Building a startup or company is extremely hard, stressful, chaotic and often fails.

I made a previous episode about "The Path to Overnight Success" and explain that overnight success often takes ten years. I showcase this by explaining the link between Maurizo Cattelan, the artist who duck-taped a banana on a wall, and sold it for $120.000 and Jeff Bezos, owner of Amazon?

Yes, you can get rich by becoming an entrepreneur, but it is certainly not the easiest way.



#3 As an entreprneur you can choose your own time and have more time with friends & family

As an employee, you have more or less fix hours. The 9 to 5 jobs. As an entrepreneur you'll have to learn sacrifice. When your friends are going out for a drink, you are woking. When you family and friends are talking about the latest Netflix series, well you can't discuss with then as you are working. When your kids are in bed, you continue working.

Even if you company kicks off, you still be working 70 to 80 hours a week, giving up sleep. Who talks about life/work a balance. Not the entrepreneur!



#4 I have a great idea, enthusiasm, it will be a success

I wish this was true. Ofcourse all starting entrepreneurs have a great idea, have the enthusiasm and strongly believe in their future success. Why would you start if youd dont' have those ingredients?

The fact is that many "great ideas" die fast for one reason: Lack of necessity. How innovative your idea is ,if the market has no hunger for your product or service, your company will not take off.

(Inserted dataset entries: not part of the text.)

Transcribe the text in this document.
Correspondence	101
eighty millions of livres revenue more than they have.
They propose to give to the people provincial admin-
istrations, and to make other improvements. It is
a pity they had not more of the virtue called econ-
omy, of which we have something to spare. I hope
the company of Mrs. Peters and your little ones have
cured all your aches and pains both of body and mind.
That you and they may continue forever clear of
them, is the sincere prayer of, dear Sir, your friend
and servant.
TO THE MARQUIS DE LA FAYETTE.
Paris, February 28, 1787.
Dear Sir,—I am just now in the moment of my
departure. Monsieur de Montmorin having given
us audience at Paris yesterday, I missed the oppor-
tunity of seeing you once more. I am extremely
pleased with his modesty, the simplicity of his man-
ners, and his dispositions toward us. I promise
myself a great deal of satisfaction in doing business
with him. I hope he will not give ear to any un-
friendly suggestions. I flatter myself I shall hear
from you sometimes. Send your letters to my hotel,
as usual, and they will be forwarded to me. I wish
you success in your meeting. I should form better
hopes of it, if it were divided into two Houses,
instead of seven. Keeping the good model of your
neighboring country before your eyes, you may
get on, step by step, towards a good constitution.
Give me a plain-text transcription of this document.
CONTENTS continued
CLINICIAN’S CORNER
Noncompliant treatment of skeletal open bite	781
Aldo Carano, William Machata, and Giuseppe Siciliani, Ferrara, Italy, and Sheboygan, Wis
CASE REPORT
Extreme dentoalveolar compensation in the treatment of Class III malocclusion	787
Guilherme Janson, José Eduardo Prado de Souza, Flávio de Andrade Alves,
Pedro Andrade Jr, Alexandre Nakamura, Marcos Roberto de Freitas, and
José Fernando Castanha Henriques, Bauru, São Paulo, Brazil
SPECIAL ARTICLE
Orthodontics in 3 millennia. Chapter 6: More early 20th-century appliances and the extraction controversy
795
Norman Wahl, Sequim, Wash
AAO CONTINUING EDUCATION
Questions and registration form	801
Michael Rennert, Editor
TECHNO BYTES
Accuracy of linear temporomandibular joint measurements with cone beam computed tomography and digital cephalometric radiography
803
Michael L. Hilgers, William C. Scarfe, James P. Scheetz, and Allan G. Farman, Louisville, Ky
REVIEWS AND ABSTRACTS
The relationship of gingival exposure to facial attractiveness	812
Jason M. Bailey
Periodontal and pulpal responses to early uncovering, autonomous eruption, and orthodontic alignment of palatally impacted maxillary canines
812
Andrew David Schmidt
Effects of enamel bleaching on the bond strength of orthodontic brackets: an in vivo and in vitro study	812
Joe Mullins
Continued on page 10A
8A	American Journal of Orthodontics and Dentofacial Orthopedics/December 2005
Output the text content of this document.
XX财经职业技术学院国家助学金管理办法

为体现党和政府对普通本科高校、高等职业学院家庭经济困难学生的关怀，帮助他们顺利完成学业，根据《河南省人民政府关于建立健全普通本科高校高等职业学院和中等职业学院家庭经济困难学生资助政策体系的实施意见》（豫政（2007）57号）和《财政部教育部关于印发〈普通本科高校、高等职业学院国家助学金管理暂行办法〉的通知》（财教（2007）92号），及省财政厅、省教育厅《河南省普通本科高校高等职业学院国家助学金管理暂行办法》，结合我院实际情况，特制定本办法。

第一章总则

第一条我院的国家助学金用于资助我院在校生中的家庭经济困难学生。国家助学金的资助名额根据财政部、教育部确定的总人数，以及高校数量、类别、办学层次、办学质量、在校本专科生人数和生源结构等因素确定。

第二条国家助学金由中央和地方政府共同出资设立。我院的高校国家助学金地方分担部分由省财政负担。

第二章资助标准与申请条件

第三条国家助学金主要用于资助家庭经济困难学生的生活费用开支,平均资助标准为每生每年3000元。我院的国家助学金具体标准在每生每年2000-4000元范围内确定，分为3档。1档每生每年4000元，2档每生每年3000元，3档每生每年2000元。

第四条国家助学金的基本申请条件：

We all know the quote of Abraham Lincoln, and re-used by Peter Drucker and Steve Jobs,"The best way to create your future is to invent it"
In the case of Steve Jobs, the iPod was not new. Sony had already systems in place, Apple made it cool and more practical. The iPhone was not new, Nokia proposed it several years before and also Microsoft had smart phones before. Only Apple made it cool and more practical.

Listen to my episode "The Science of Crazy Ideas" where I tell the story about Nokia and Apple

The success was not related to a great Idea, but it was related to a better understanding of how the market reacted on existing products and offered a better one.



Why should you become an entrepreneur

Until now, I was debunking some myths on become an entrepreur, but why did so many take the jump. Why did I become an entrepreneur and don't want to go back being an employee?

First, I believe all the "negative" parts I described before, you can rite almost the same for being an employee. Many career minded people do work longer hours, do have more than 1 boss etc.

Second, it is a great feeling when you do all this work, all these hours you sacrificed, and you succeed, you can ay, this is my company.

Third, even you can invest in yourself as an employee, the magnificient feeling you have when looking back and witness how much you have groomed as a person is just worth it.

And yes, #2 is always in the mind, not only about the possible money you can gain, but also the dream, the goal, the chance to leave a lasting legacy.

If you like to take some risks, if you like some challenge, if you understand the pitfalls and maybe have a safety net. Than becoming an entrepreneur is certainly worth it.

What made you becoming an entrepreneur or why do you stay employee?